Farley, in a conversation with Newsweek, said that the company is working to create the financing structure necessary to provide customizable real estate financing options for business owners that lack the charging infrastructure to support an EV fleet.

2022 Ford F-150 Lightning Pro
The Ford F-150 Lightning Pro is designed for an active work environment. Ford Motor Company

Regulatory changes to Ford Credit, the company's financing segment, would need to be enacted for the company to offer that service.

Farley indicated in the same conversation that the company was most likely interested in chartering Ford Credit as an industrial bank in Utah.

An industrial bank is a financial institution that can loan money but doesn't need to be owned by a financial parent company. The structure is subject to much of the same federal regulations that govern other banking setups.

Originally started around 1910 to expand credit access to industrial workers, Utah accounted for 93.5 percent of all industrial bank assets in the U.S. in 2020, according to a study from the University of Utah.

Other states that offer industrial bank charters are California, Colorado, Indiana, Hawaii, Minnesota and Nevada.

Ford Pro CEO Ted Cannis told Newsweek last week that the division's model is designed to work for commercial customers of all sizes. The flexibility of configuration that the company has with its commercial vans and trucks can be emulated by the services Ford Pro plans to offer businesses.

"We do many different body styles and many different derivatives to handle the different vocations," he said. "And because of that scale that we have, and the capability to flex that on the vehicle side, now we're doing the same thing at the services side."

Cannis added that the full process of engaging with a customer, consulting on their business needs, and delivering on those services can be a months-long process.

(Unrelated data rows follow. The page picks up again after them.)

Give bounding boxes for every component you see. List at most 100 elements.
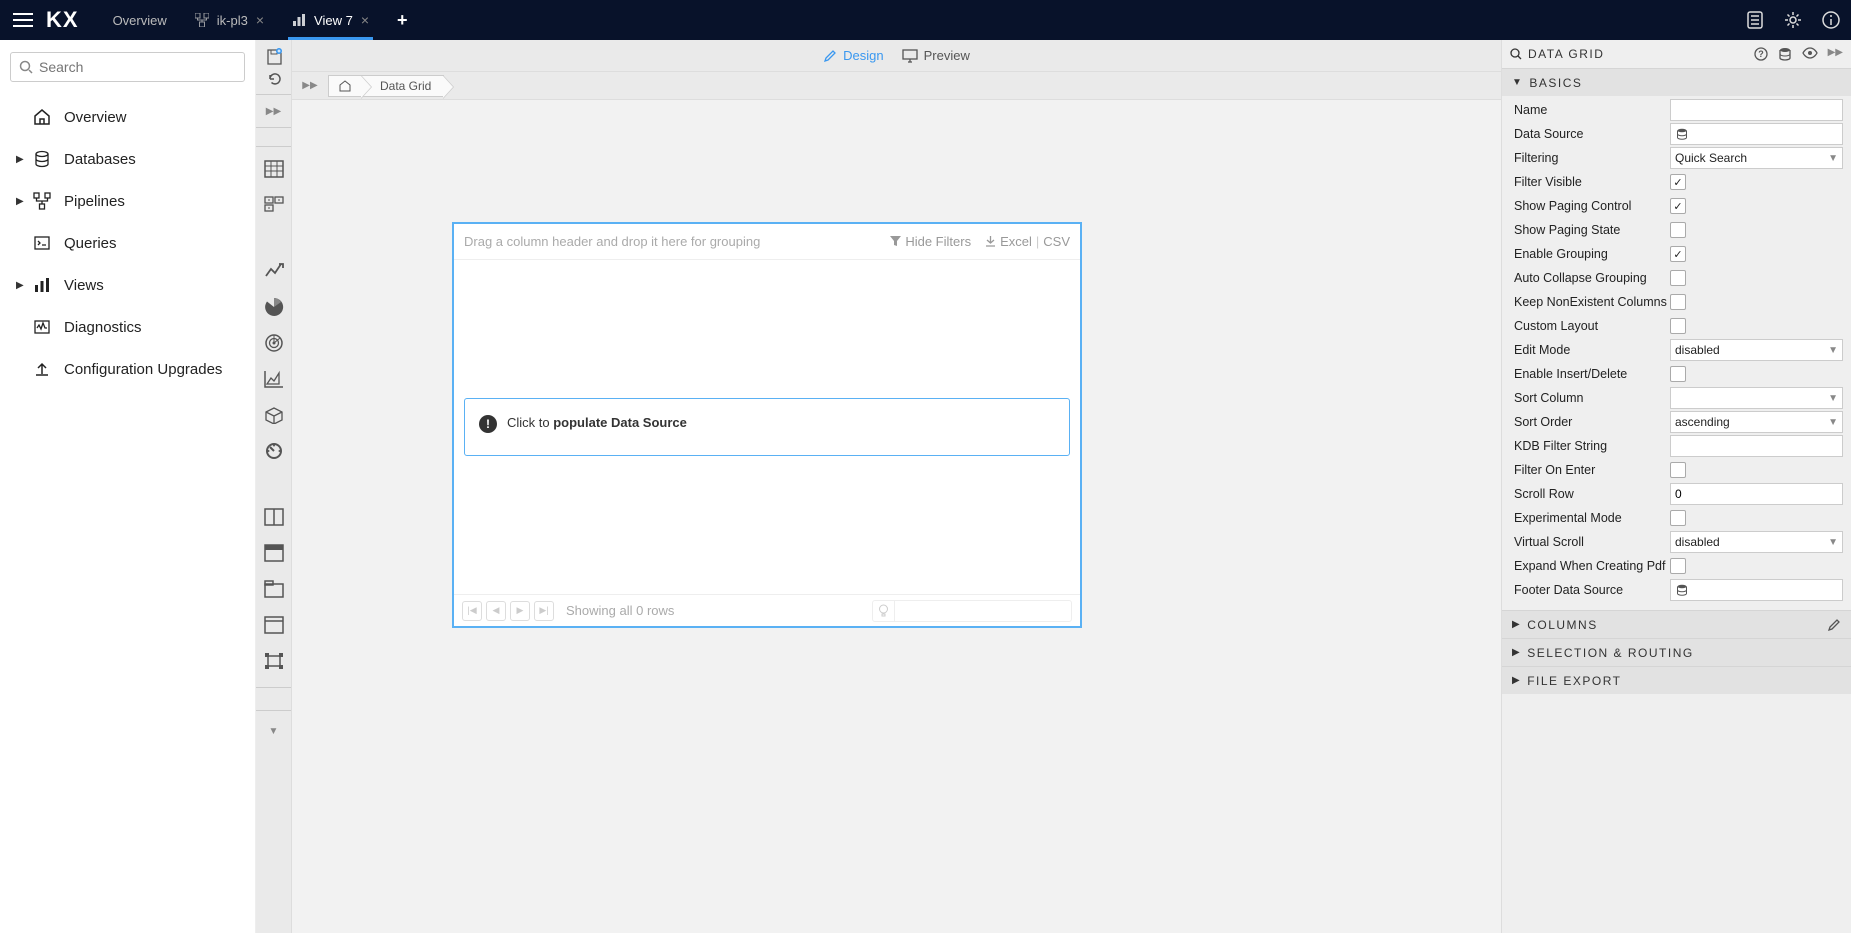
page-first-button[interactable]: |◀ <box>462 601 482 621</box>
pivot-icon[interactable] <box>260 191 288 219</box>
enable-grouping-checkbox[interactable]: ✓ <box>1670 246 1686 262</box>
prop-label: Show Paging Control <box>1510 199 1670 213</box>
tab-overview[interactable]: Overview <box>99 0 181 40</box>
gauge-icon[interactable] <box>260 437 288 465</box>
nav-overview[interactable]: ▶ Overview <box>10 96 245 138</box>
chevron-down-icon[interactable]: ▼ <box>269 719 279 743</box>
group-select-icon[interactable] <box>260 647 288 675</box>
tab-icon[interactable] <box>260 575 288 603</box>
toolstrip: ▶▶ ▼ <box>256 40 292 933</box>
breadcrumb-item[interactable]: Data Grid <box>361 75 444 97</box>
section-selection-routing[interactable]: ▶ SELECTION & ROUTING <box>1502 638 1851 666</box>
chevron-down-icon: ▼ <box>1828 537 1838 548</box>
preview-mode-button[interactable]: Preview <box>902 48 970 63</box>
download-icon <box>985 236 996 247</box>
sort-column-select[interactable]: ▼ <box>1670 387 1843 409</box>
search-icon[interactable] <box>1510 48 1522 60</box>
section-columns[interactable]: ▶ COLUMNS <box>1502 610 1851 638</box>
show-paging-state-checkbox[interactable] <box>1670 222 1686 238</box>
experimental-mode-checkbox[interactable] <box>1670 510 1686 526</box>
nav-diagnostics[interactable]: ▶ Diagnostics <box>10 306 245 348</box>
page-next-button[interactable]: ▶ <box>510 601 530 621</box>
populate-strong: populate Data Source <box>553 415 687 430</box>
close-icon[interactable]: × <box>256 12 264 28</box>
section-file-export[interactable]: ▶ FILE EXPORT <box>1502 666 1851 694</box>
filter-visible-checkbox[interactable]: ✓ <box>1670 174 1686 190</box>
search-field[interactable] <box>39 59 236 75</box>
table-icon[interactable] <box>260 155 288 183</box>
add-tab-button[interactable]: + <box>383 10 422 31</box>
auto-collapse-checkbox[interactable] <box>1670 270 1686 286</box>
pie-chart-icon[interactable] <box>260 293 288 321</box>
eye-icon[interactable] <box>1802 47 1818 61</box>
line-chart-icon[interactable] <box>260 257 288 285</box>
upload-icon <box>30 360 54 378</box>
datagrid-widget[interactable]: Drag a column header and drop it here fo… <box>452 222 1082 628</box>
lightbulb-icon <box>873 601 895 621</box>
radar-icon[interactable] <box>260 329 288 357</box>
kdb-filter-input[interactable] <box>1670 435 1843 457</box>
export-csv-button[interactable]: CSV <box>1043 234 1070 249</box>
sort-order-select[interactable]: ascending▼ <box>1670 411 1843 433</box>
show-paging-control-checkbox[interactable]: ✓ <box>1670 198 1686 214</box>
footer-datasource-input[interactable] <box>1670 579 1843 601</box>
expand-pdf-checkbox[interactable] <box>1670 558 1686 574</box>
scroll-row-input[interactable] <box>1670 483 1843 505</box>
datasource-input[interactable] <box>1670 123 1843 145</box>
info-icon[interactable] <box>1819 8 1843 32</box>
box-icon[interactable] <box>260 401 288 429</box>
collapse-toolstrip-icon[interactable]: ▶▶ <box>266 99 281 123</box>
edit-mode-select[interactable]: disabled▼ <box>1670 339 1843 361</box>
filter-icon <box>890 236 901 247</box>
nav-databases[interactable]: ▶ Databases <box>10 138 245 180</box>
name-input[interactable] <box>1670 99 1843 121</box>
search-input[interactable] <box>10 52 245 82</box>
nav-views[interactable]: ▶ Views <box>10 264 245 306</box>
breadcrumb-label: Data Grid <box>380 79 431 93</box>
nav-config-upgrades[interactable]: ▶ Configuration Upgrades <box>10 348 245 390</box>
undo-button[interactable] <box>260 68 288 90</box>
topbar: KX Overview ik-pl3 × View 7 × + <box>0 0 1851 40</box>
tab-view7[interactable]: View 7 × <box>278 0 383 40</box>
filter-on-enter-checkbox[interactable] <box>1670 462 1686 478</box>
nav-queries[interactable]: ▶ Queries <box>10 222 245 264</box>
section-basics[interactable]: ▼ BASICS <box>1502 68 1851 96</box>
window-icon[interactable] <box>260 611 288 639</box>
design-mode-button[interactable]: Design <box>823 48 883 63</box>
caret-icon: ▶ <box>16 154 28 165</box>
home-icon <box>339 80 351 92</box>
nav-label: Configuration Upgrades <box>64 361 222 378</box>
edit-icon[interactable] <box>1827 618 1841 632</box>
close-icon[interactable]: × <box>361 12 369 28</box>
expand-icon[interactable]: ▶▶ <box>1828 47 1843 61</box>
area-chart-icon[interactable] <box>260 365 288 393</box>
enable-insert-delete-checkbox[interactable] <box>1670 366 1686 382</box>
nav-label: Diagnostics <box>64 319 142 336</box>
columns-icon[interactable] <box>260 503 288 531</box>
page-prev-button[interactable]: ◀ <box>486 601 506 621</box>
gear-icon[interactable] <box>1781 8 1805 32</box>
database-icon[interactable] <box>1778 47 1792 61</box>
prop-label: Sort Order <box>1510 415 1670 429</box>
prop-label: Filtering <box>1510 151 1670 165</box>
header-icon[interactable] <box>260 539 288 567</box>
virtual-scroll-select[interactable]: disabled▼ <box>1670 531 1843 553</box>
breadcrumb-home[interactable] <box>328 75 362 97</box>
save-button[interactable] <box>260 46 288 68</box>
keep-nonexistent-checkbox[interactable] <box>1670 294 1686 310</box>
menu-icon[interactable] <box>8 5 38 35</box>
prop-label: Footer Data Source <box>1510 583 1670 597</box>
hide-filters-button[interactable]: Hide Filters <box>890 234 971 249</box>
filtering-select[interactable]: Quick Search▼ <box>1670 147 1843 169</box>
export-excel-button[interactable]: Excel <box>985 234 1032 249</box>
prop-label: Scroll Row <box>1510 487 1670 501</box>
help-icon[interactable]: ? <box>1754 47 1768 61</box>
grid-search[interactable] <box>872 600 1072 622</box>
nav-pipelines[interactable]: ▶ Pipelines <box>10 180 245 222</box>
populate-datasource-button[interactable]: ! Click to populate Data Source <box>464 398 1070 456</box>
tab-ik-pl3[interactable]: ik-pl3 × <box>181 0 278 40</box>
document-icon[interactable] <box>1743 8 1767 32</box>
page-last-button[interactable]: ▶| <box>534 601 554 621</box>
custom-layout-checkbox[interactable] <box>1670 318 1686 334</box>
collapse-left-icon[interactable]: ▶▶ <box>292 80 328 91</box>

He argued that rather than having customers deal with different bills for different things, the subscription model is the best way to wrap all of the services that a customer needs into one product that reduces complexity and solves problems faster.

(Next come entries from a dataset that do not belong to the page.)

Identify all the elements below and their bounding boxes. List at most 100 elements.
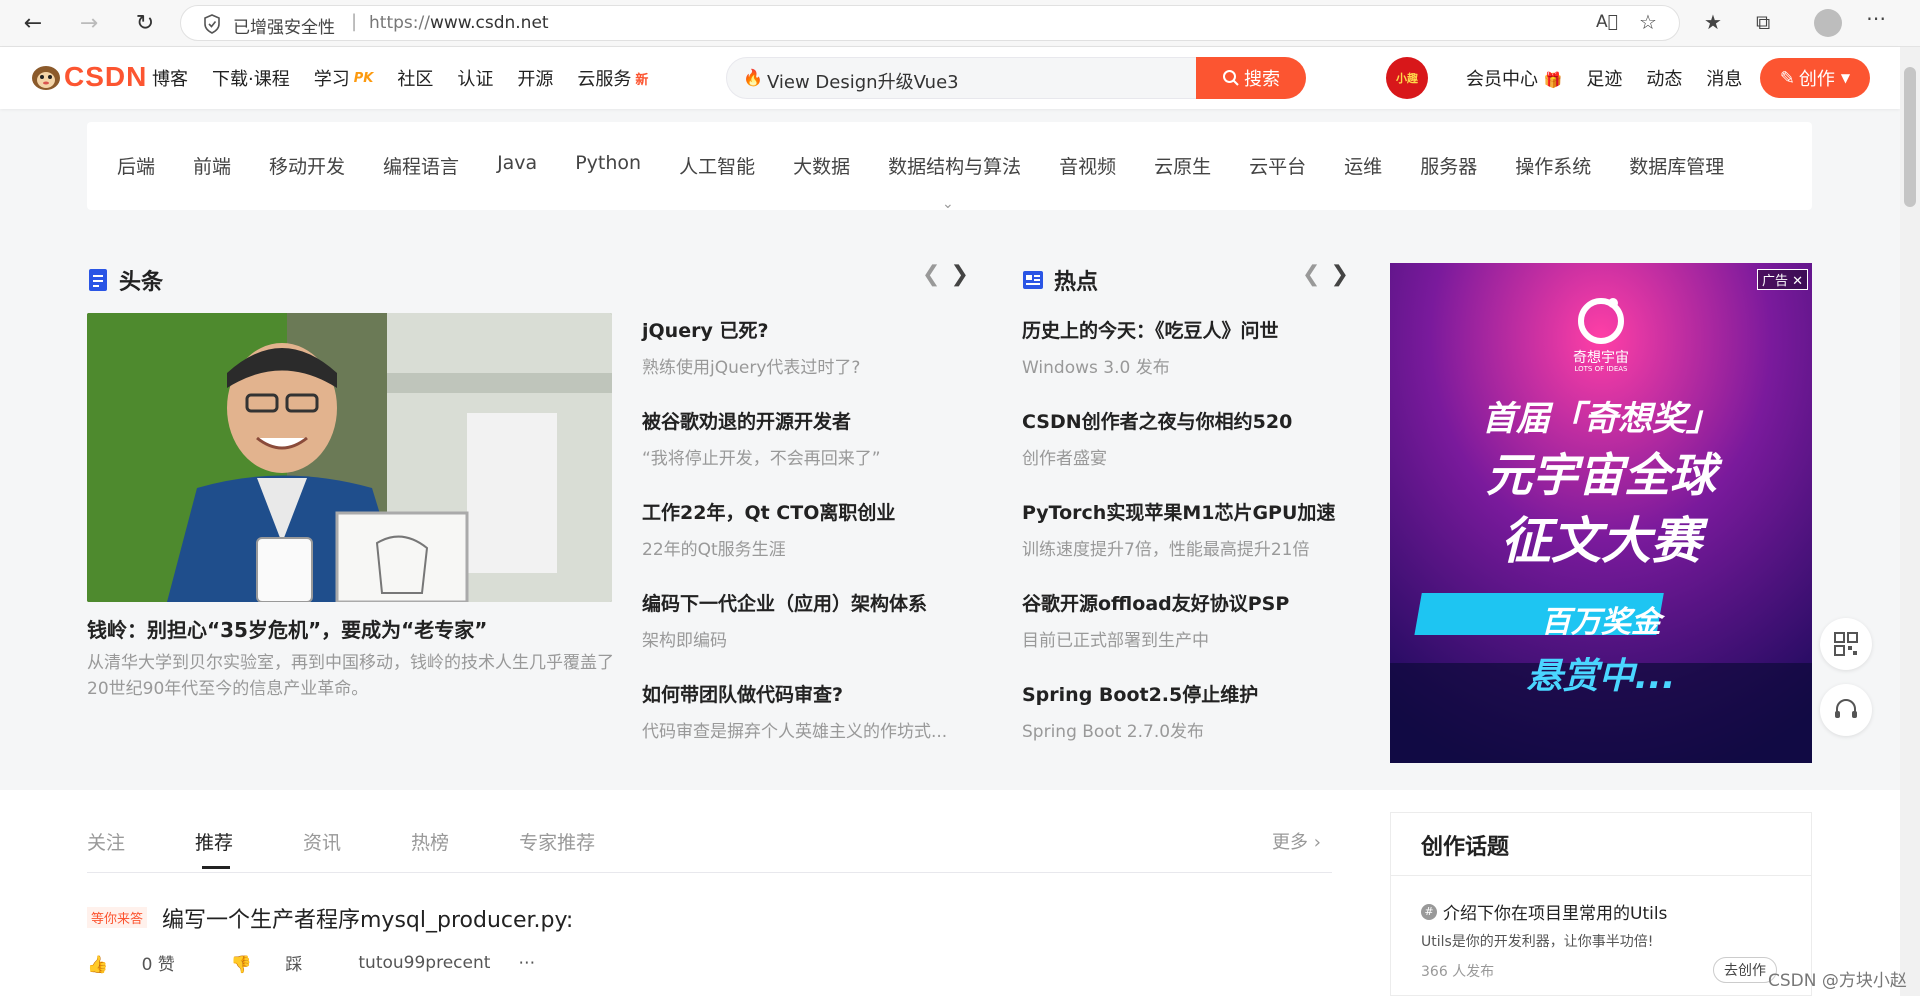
category-item[interactable]: 数据结构与算法: [888, 152, 1021, 179]
search-button[interactable]: 搜索: [1196, 57, 1306, 99]
more-options-icon[interactable]: ⋯: [518, 953, 535, 973]
tab-news[interactable]: 资讯: [303, 828, 341, 855]
headset-icon: [1835, 699, 1857, 718]
hot-item[interactable]: PyTorch实现苹果M1芯片GPU加速 训练速度提升7倍，性能最高提升21倍: [1022, 498, 1335, 560]
nav-vip[interactable]: 会员中心 🎁: [1466, 65, 1562, 91]
qrcode-icon: [1834, 632, 1858, 656]
nav-dynamic[interactable]: 动态: [1646, 65, 1682, 91]
csdn-logo[interactable]: CSDN: [30, 61, 147, 93]
headlines-pager[interactable]: ❮❯: [922, 262, 979, 287]
security-label: 已增强安全性: [233, 18, 335, 38]
hot-pager[interactable]: ❮❯: [1302, 262, 1359, 287]
dislike-button[interactable]: 👎 踩: [231, 950, 331, 975]
nav-opensource[interactable]: 开源: [517, 65, 553, 91]
watermark: CSDN @方块小赵: [1768, 971, 1907, 991]
category-bar: 后端 前端 移动开发 编程语言 Java Python 人工智能 大数据 数据结…: [87, 122, 1812, 212]
hot-item[interactable]: 谷歌开源offload友好协议PSP 目前已正式部署到生产中: [1022, 589, 1289, 651]
nav-cloud[interactable]: 云服务新: [577, 65, 648, 91]
nav-learn[interactable]: 学习 PK: [314, 65, 374, 91]
nav-community[interactable]: 社区: [397, 65, 433, 91]
prev-icon: ❮: [1302, 262, 1331, 287]
category-item[interactable]: Python: [575, 152, 641, 179]
category-item[interactable]: 移动开发: [269, 152, 345, 179]
topic-item[interactable]: # 介绍下你在项目里常用的Utils: [1421, 899, 1667, 924]
category-item[interactable]: 人工智能: [679, 152, 755, 179]
nav-download[interactable]: 下载·课程: [212, 65, 290, 91]
category-item[interactable]: 前端: [193, 152, 231, 179]
logo-text: CSDN: [64, 61, 148, 92]
post-meta: 👍 0 赞 👎 踩 tutou99precent ⋯: [87, 950, 563, 976]
ad-banner[interactable]: 奇想宇宙 LOTS OF IDEAS 首届「奇想奖」 元宇宙全球 征文大赛 百万…: [1390, 263, 1812, 763]
next-icon: ❯: [950, 262, 979, 287]
headline-item[interactable]: jQuery 已死? 熟练使用jQuery代表过时了?: [642, 316, 860, 378]
headline-item[interactable]: 编码下一代企业（应用）架构体系 架构即编码: [642, 589, 927, 651]
tab-expert[interactable]: 专家推荐: [519, 828, 595, 855]
search-input[interactable]: View Design升级Vue3: [767, 68, 959, 94]
category-item[interactable]: Java: [497, 152, 537, 179]
profile-icon[interactable]: [1814, 9, 1842, 37]
nav-certification[interactable]: 认证: [457, 65, 493, 91]
page-scrollbar[interactable]: [1900, 47, 1920, 996]
tab-hot[interactable]: 热榜: [411, 828, 449, 855]
category-item[interactable]: 数据库管理: [1629, 152, 1724, 179]
category-item[interactable]: 后端: [117, 152, 155, 179]
more-icon[interactable]: ⋯: [1866, 6, 1886, 30]
pen-icon: ✎: [1779, 67, 1795, 89]
url-text: https://www.csdn.net: [369, 13, 549, 33]
favorite-add-icon[interactable]: ☆: [1639, 10, 1657, 34]
tab-recommend[interactable]: 推荐: [195, 828, 233, 855]
top-nav: 博客 下载·课程 学习 PK 社区 认证 开源 云服务新: [152, 47, 672, 109]
hot-title: 热点: [1022, 264, 1098, 296]
nav-messages[interactable]: 消息: [1706, 65, 1742, 91]
forward-icon[interactable]: →: [74, 8, 104, 38]
favorites-icon[interactable]: ★: [1704, 10, 1722, 34]
customer-service-button[interactable]: [1820, 684, 1872, 736]
category-item[interactable]: 云原生: [1154, 152, 1211, 179]
hot-item[interactable]: CSDN创作者之夜与你相约520 创作者盛宴: [1022, 407, 1292, 469]
expand-chevron-icon[interactable]: ⌄: [942, 196, 954, 212]
ad-close[interactable]: 广告 ✕: [1756, 269, 1808, 290]
category-item[interactable]: 云平台: [1249, 152, 1306, 179]
browser-toolbar: ← → ↻ 已增强安全性 | https://www.csdn.net A⃣ ☆…: [0, 0, 1920, 47]
collections-icon[interactable]: ⧉: [1756, 10, 1770, 34]
hero-image[interactable]: [87, 313, 612, 602]
read-aloud-icon[interactable]: A⃣: [1596, 12, 1618, 32]
more-link[interactable]: 更多 ›: [1272, 828, 1321, 854]
hot-item[interactable]: Spring Boot2.5停止维护 Spring Boot 2.7.0发布: [1022, 680, 1258, 742]
hero-title[interactable]: 钱岭：别担心“35岁危机”，要成为“老专家”: [87, 614, 487, 643]
post-title[interactable]: 编写一个生产者程序mysql_producer.py:: [162, 902, 573, 934]
headlines-title: 头条: [87, 264, 163, 296]
address-bar[interactable]: 已增强安全性 | https://www.csdn.net A⃣ ☆: [180, 5, 1680, 41]
qrcode-button[interactable]: [1820, 618, 1872, 670]
feed-tabs: 关注 推荐 资讯 热榜 专家推荐: [87, 828, 665, 855]
post-author[interactable]: tutou99precent: [358, 953, 490, 973]
headline-item[interactable]: 如何带团队做代码审查? 代码审查是摒弃个人英雄主义的作坊式...: [642, 680, 947, 742]
ad-brand-sub: LOTS OF IDEAS: [1574, 365, 1628, 373]
tab-follow[interactable]: 关注: [87, 828, 125, 855]
ad-line1: 首届「奇想奖」: [1482, 399, 1720, 439]
hot-item[interactable]: 历史上的今天：《吃豆人》问世 Windows 3.0 发布: [1022, 316, 1279, 378]
ad-brand: 奇想宇宙: [1573, 350, 1629, 366]
topic-hash-icon: #: [1421, 903, 1437, 920]
hero-photo: [87, 313, 612, 602]
nav-blog[interactable]: 博客: [152, 65, 188, 91]
thumbs-down-icon: 👎: [230, 955, 252, 975]
category-item[interactable]: 操作系统: [1515, 152, 1591, 179]
ad-line2: 元宇宙全球: [1486, 448, 1716, 502]
category-item[interactable]: 大数据: [793, 152, 850, 179]
headline-item[interactable]: 被谷歌劝退的开源开发者 “我将停止开发，不会再回来了”: [642, 407, 881, 469]
category-item[interactable]: 编程语言: [383, 152, 459, 179]
category-item[interactable]: 运维: [1344, 152, 1382, 179]
headline-item[interactable]: 工作22年，Qt CTO离职创业 22年的Qt服务生涯: [642, 498, 895, 560]
ad-banner-text: 百万奖金: [1541, 605, 1661, 640]
category-item[interactable]: 音视频: [1059, 152, 1116, 179]
user-avatar[interactable]: 小趣: [1386, 57, 1428, 99]
like-button[interactable]: 👍 0 赞: [87, 950, 203, 975]
category-item[interactable]: 服务器: [1420, 152, 1477, 179]
search-box[interactable]: 🔥 View Design升级Vue3 搜索: [726, 57, 1306, 99]
nav-footprint[interactable]: 足迹: [1586, 65, 1622, 91]
refresh-icon[interactable]: ↻: [130, 8, 160, 38]
ad-line3: 征文大赛: [1501, 512, 1701, 570]
create-button[interactable]: ✎ 创作 ▼: [1760, 58, 1870, 98]
back-icon[interactable]: ←: [18, 8, 48, 38]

"That combination of suite of service just lends itself to software as a service revenue with a subscription model," he explained. "It's very common in retail and commercial business today. They buy that service and the opportunity to link all things together with one digital interface with Ford Pro Intelligence."

Brinley agrees, saying that it makes sense with the amount of data that gets shared back and forth, but also makes it easier for all involved with future services.

"So your subscription doesn't only get you the data transfer and your ability to work with it right now, but, in theory, it should also give you improved benefits over time," she said. "So you should be able to see a benefit from continuing to pay."

The risk in all this, Brinley argues, is the rate of EV adoption. Current projections from Bloomberg NEF show that 34 percent of vehicle sales would be electric by 2030. If the real rate is slower than expected, that could hinder revenue goals that Ford has set out.

"If the adoption by consumers is slower than anticipated, then it could delay some of that revenue growth," she said. "So it might happen a little bit later than they expect and that's a risk because there's huge investment involved."

Ford, Cannis says, is uniquely positioned to lead the commercial EV transition. The company already has 45 percent of the U.S. commercial van market share.

"Nobody has the base of customers, both here in America and across the world, with our strength in commercial business," he said. "Nobody is doing the basic work of work trucks or has these kinds of long relationships to make it easier for the customer, not easier for the company."